Phat kaphrao is one of the easiest Thai dishes to made. I have no idea why it took me so long to give it a try, but I’m glad I finally did it over the weekend. Only simple ingredients are needed for phat kaphrao, which makes making this dish such a breeze. The common meat used is pork, chicken or seafood, but I generally prefer ground pork as the meat is more flavourful.

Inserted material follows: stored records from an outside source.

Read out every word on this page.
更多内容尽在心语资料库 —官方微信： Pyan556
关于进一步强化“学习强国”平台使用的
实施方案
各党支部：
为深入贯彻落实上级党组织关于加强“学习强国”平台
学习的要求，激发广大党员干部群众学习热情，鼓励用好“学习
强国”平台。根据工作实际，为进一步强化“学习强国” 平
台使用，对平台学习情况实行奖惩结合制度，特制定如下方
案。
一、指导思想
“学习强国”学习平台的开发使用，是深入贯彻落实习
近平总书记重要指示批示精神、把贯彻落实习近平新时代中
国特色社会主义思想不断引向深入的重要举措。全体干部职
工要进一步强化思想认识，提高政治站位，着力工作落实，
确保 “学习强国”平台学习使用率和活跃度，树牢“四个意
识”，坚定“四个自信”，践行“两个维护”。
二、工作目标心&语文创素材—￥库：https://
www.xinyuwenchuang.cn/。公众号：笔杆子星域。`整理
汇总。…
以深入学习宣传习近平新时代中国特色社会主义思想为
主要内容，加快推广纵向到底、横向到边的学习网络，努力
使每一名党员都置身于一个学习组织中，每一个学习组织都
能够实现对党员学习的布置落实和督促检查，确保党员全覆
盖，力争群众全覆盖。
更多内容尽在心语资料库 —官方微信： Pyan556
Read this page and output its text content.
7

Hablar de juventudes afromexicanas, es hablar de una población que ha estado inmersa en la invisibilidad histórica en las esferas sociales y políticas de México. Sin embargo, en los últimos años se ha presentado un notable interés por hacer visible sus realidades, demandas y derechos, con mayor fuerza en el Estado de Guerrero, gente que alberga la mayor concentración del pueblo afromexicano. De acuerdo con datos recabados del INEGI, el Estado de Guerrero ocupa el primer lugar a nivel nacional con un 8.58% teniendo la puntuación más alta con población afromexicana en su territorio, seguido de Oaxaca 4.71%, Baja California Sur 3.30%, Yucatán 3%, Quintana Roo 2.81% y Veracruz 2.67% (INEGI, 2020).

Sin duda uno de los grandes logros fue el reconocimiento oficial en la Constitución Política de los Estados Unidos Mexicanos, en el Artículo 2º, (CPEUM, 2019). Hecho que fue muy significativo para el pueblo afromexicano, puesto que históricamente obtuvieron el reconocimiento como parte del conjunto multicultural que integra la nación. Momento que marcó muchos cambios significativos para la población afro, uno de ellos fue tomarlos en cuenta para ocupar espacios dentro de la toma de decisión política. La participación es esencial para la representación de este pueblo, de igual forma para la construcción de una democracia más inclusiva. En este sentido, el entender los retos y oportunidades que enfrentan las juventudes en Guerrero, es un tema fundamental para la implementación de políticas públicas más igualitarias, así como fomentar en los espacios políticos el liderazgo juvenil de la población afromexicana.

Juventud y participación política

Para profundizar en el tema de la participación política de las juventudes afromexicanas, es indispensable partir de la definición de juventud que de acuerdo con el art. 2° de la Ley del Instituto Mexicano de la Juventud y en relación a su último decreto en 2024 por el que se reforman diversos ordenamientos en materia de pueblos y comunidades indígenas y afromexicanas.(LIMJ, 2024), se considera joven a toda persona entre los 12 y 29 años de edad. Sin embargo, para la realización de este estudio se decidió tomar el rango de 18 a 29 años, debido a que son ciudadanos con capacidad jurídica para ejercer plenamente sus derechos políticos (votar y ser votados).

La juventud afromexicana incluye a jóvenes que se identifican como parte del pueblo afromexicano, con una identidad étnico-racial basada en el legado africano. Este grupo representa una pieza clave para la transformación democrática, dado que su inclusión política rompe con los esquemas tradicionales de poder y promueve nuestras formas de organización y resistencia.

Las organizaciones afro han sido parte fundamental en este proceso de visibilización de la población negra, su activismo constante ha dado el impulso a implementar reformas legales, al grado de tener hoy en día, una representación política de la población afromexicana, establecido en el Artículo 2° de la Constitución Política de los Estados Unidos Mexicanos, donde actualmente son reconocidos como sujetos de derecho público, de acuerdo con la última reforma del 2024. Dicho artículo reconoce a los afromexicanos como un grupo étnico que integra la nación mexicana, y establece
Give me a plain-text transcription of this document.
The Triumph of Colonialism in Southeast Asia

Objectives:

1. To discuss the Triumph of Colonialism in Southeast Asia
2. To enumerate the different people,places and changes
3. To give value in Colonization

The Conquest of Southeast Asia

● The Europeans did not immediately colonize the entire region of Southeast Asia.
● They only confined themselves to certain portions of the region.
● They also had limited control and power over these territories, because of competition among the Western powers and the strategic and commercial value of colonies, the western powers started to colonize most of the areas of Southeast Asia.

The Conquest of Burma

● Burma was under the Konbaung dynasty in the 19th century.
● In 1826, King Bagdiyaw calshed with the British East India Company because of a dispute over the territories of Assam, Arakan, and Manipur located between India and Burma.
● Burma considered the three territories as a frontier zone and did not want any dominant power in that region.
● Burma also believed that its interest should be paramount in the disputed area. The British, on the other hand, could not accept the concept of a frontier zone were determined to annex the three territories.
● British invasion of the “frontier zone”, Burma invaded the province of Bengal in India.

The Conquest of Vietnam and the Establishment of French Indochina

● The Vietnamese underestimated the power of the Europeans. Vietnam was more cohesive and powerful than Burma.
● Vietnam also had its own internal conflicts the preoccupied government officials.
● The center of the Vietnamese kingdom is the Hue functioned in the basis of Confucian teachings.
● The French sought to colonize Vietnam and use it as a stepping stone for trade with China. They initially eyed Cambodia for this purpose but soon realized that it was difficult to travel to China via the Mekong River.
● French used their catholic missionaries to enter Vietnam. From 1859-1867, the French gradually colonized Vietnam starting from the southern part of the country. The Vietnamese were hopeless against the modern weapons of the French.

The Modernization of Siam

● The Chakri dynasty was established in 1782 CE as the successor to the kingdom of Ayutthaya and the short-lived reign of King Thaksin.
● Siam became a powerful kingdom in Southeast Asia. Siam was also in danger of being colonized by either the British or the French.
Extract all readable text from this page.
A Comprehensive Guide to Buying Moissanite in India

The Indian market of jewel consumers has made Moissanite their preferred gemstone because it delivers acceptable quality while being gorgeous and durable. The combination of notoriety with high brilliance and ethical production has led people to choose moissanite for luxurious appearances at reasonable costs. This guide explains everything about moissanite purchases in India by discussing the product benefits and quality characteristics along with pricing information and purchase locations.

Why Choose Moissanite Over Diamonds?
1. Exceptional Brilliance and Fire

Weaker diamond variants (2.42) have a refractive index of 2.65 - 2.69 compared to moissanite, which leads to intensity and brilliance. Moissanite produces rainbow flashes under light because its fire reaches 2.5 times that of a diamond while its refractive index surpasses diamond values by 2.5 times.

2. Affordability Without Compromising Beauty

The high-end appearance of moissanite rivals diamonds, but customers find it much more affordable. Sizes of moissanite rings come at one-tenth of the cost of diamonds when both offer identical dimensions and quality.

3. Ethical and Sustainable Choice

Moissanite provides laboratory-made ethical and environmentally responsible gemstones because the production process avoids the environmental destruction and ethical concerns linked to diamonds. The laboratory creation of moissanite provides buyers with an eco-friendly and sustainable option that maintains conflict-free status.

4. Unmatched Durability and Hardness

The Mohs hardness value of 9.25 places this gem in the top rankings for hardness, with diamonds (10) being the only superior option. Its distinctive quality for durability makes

In Thai cooking, there are three main types of basil leaves: bai horapa (ใบโหระพา, sweet basil), bai kaphrao (ใบกะเพรา; holy basil) and bai maenglak (ใบแมงลัก; lemon basil)—all of which are easily sourced in Thai markets. Initially I had problems identifying the different leaves, unlike Mr. P who grew up plucking and chewing the leaves as often as he eats rice, but I will delve into differentiating these basil leaves in future posts. For a phat kaphrao dish to yield its most authentic taste, holy basil leaves is a must although various online accounts purport that sweet basil leaves can be a substitute.
Holy basil has fuzzy stems and leaves with jagged edges.
Ingredients (serves two)
* 4-6 cloves of garlic, finely chopped
* 4-6 bird’s eye chillies, sliced
* 250g ground pork
* 20-30 holy basil leaves (discard the stems)
* 2 tbsps oil
* 2-3 tbsps Thai fish sauce or soya sauce
* 2-3 tbsps dark soy sauce
* 1-2 tbsps oyster sauce
* straw mushrooms, baby corn or string beans
* cucumber, sliced
* fried egg
1. Heat up a skillet and pour in the oil to coat the base. Allow the oil to heat up first before stirring in the garlic. Fry the garlic until it starts to turn fragrant and slightly golden-brown. Toss in the ground pork and use the spatula to break the clumps, continuously stirring it until the meat is semi-cooked. Add chillies, straw mushrooms or other optional ingredients as desired, and continue stirring.
2. Add Thai fish sauce, black soya sauce and oyster sauce to taste. (I don’t usually measure the sauces but mix them in based on intuition and taste as I cook.) Stir the mixture well to spread the sauces out evenly; the pork should turn a shade or two darker from the sauces. Toss in the holy basil leaves and stir them into the mixture until the leaves are wilted and give off an aromatic fragrance.
3. Transfer the mixture onto the side of a plate of steamed rice. Add cucumbers on the side and top the rice with a sunny-side-up, and to complete the set-up, a saucer of naam plaa prik (Thai fish sauce with chillies). Serve and enjoy!